On Sat, Jun 9, 2018 at 10:21 AM Alex Monk krenair@gmail.com wrote:
On 9 June 2018 at 18:14, Brion Vibber bvibber@wikimedia.org wrote:
On Sat, Jun 9, 2018 at 10:00 AM Alex Monk krenair@gmail.com wrote:
This is outrageous. Not only are you blatantly misrepresenting what
various
people are saying in the other thread and their intentions,
Perhaps. I've tried to go by the plain readings of position statements
and
I could have made a mistake?
For example where you said "IMHO specifically because some people are trying to avoid being bound by it or protesting its existence by looking for loopholes to avoid it", which is not at all what that thread is about as has been made very clear in that thread.

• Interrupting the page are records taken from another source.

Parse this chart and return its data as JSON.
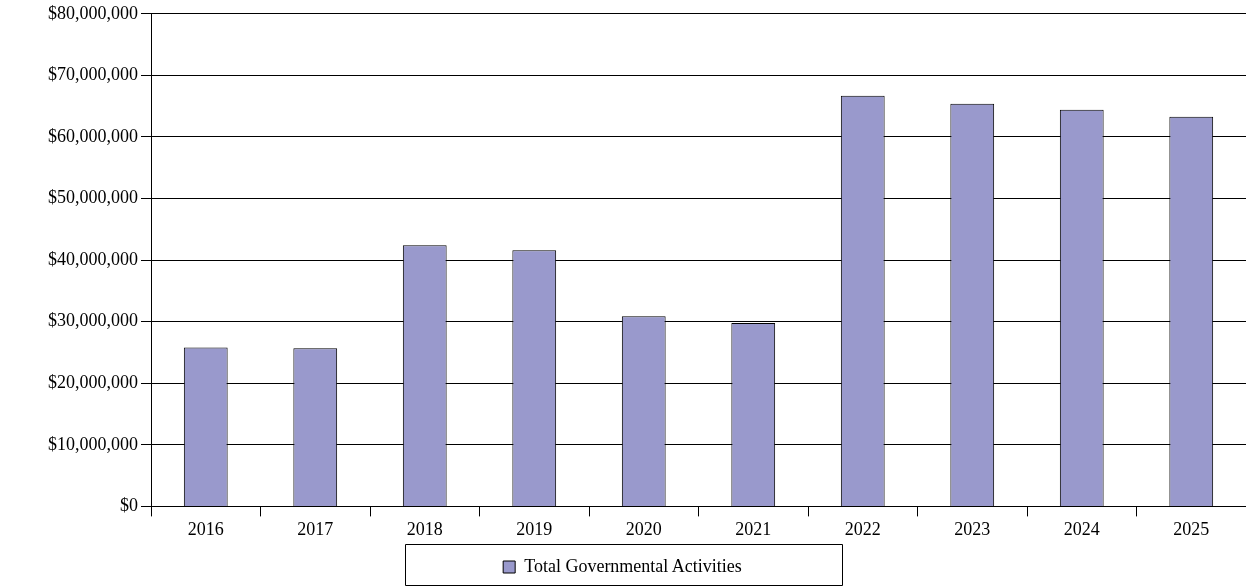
{
  "chart_data": {
    "type": "bar",
    "categories": [
      "2016",
      "2017",
      "2018",
      "2019",
      "2020",
      "2021",
      "2022",
      "2023",
      "2024",
      "2025"
    ],
    "series": [
      {
        "name": "Total Governmental Activities",
        "color": "#9999cc",
        "values": [
          25800000,
          25700000,
          42400000,
          41600000,
          30900000,
          29800000,
          66700000,
          65400000,
          64400000,
          63300000
        ]
      }
    ],
    "ylim": [
      0,
      80000000
    ],
    "yticks": [
      {
        "value": 0,
        "label": "$0"
      },
      {
        "value": 10000000,
        "label": "$10,000,000"
      },
      {
        "value": 20000000,
        "label": "$20,000,000"
      },
      {
        "value": 30000000,
        "label": "$30,000,000"
      },
      {
        "value": 40000000,
        "label": "$40,000,000"
      },
      {
        "value": 50000000,
        "label": "$50,000,000"
      },
      {
        "value": 60000000,
        "label": "$60,000,000"
      },
      {
        "value": 70000000,
        "label": "$70,000,000"
      },
      {
        "value": 80000000,
        "label": "$80,000,000"
      }
    ],
    "grid": "y",
    "legend": "bottom"
  }
}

I disagree that it has been made clear. I found the opposite to be true in my experience of reading that thread -- for instance the ability to exclude the code of conduct from some interactions between developers and users was cited as a desired feature, and thus a reason to want to avoid advertising the code of conduct in the repo.
Perhaps I'm reading too much into the idea of wanting to avoid the code of conduct as a proxy for not liking it?
On 9 June 2018 at 18:14, Brion Vibber bvibber@wikimedia.org wrote:
you are now
suggesting that repository owners do not in fact get to decide what
goes
in
their repository and what does not, as if this has been the case all
along.
Yes I'm definitely explicitly saying that. Same applies to pages on Wikipedia: you don't get to own them and veto others' clarifications. And sometimes an admit makes an edit stick that you don't like.
This is a bad analogy. Repository owners *are* essentially the admins, and in this case get content control. The people involving themselves are more akin to global users like stewards trying to override local admin actions, and in this case they're not really supposed to have such control of content. Like with on-wiki stuff, it's not really so bad when a global user comes and does uncontroversial cleanup, but global permissions are not for the purpose of involving oneself in local controversy.
I'll let that one stand. Sounds like a good analogy except that this is exactly the sort of thing a steward might have to intervene for.
On 9 June 2018 at 18:14, Brion Vibber bvibber@wikimedia.org wrote:
It is incredibly ironic how against the spirit of the CoC this all is.
Can you clarify?
Making Wikimedia technical spaces less welcoming to outsiders.
Not just outsiders generally, but outsiders who have not had a fair shake in the past because the place has been unwelcoming or full of toxic interactions.
Reducing toxic interactions is an important part of that, and sometimes that means telling people who cause toxic interactions that they are not welcome because we would rather have other people who are less toxic and can bring different perspectives and representation.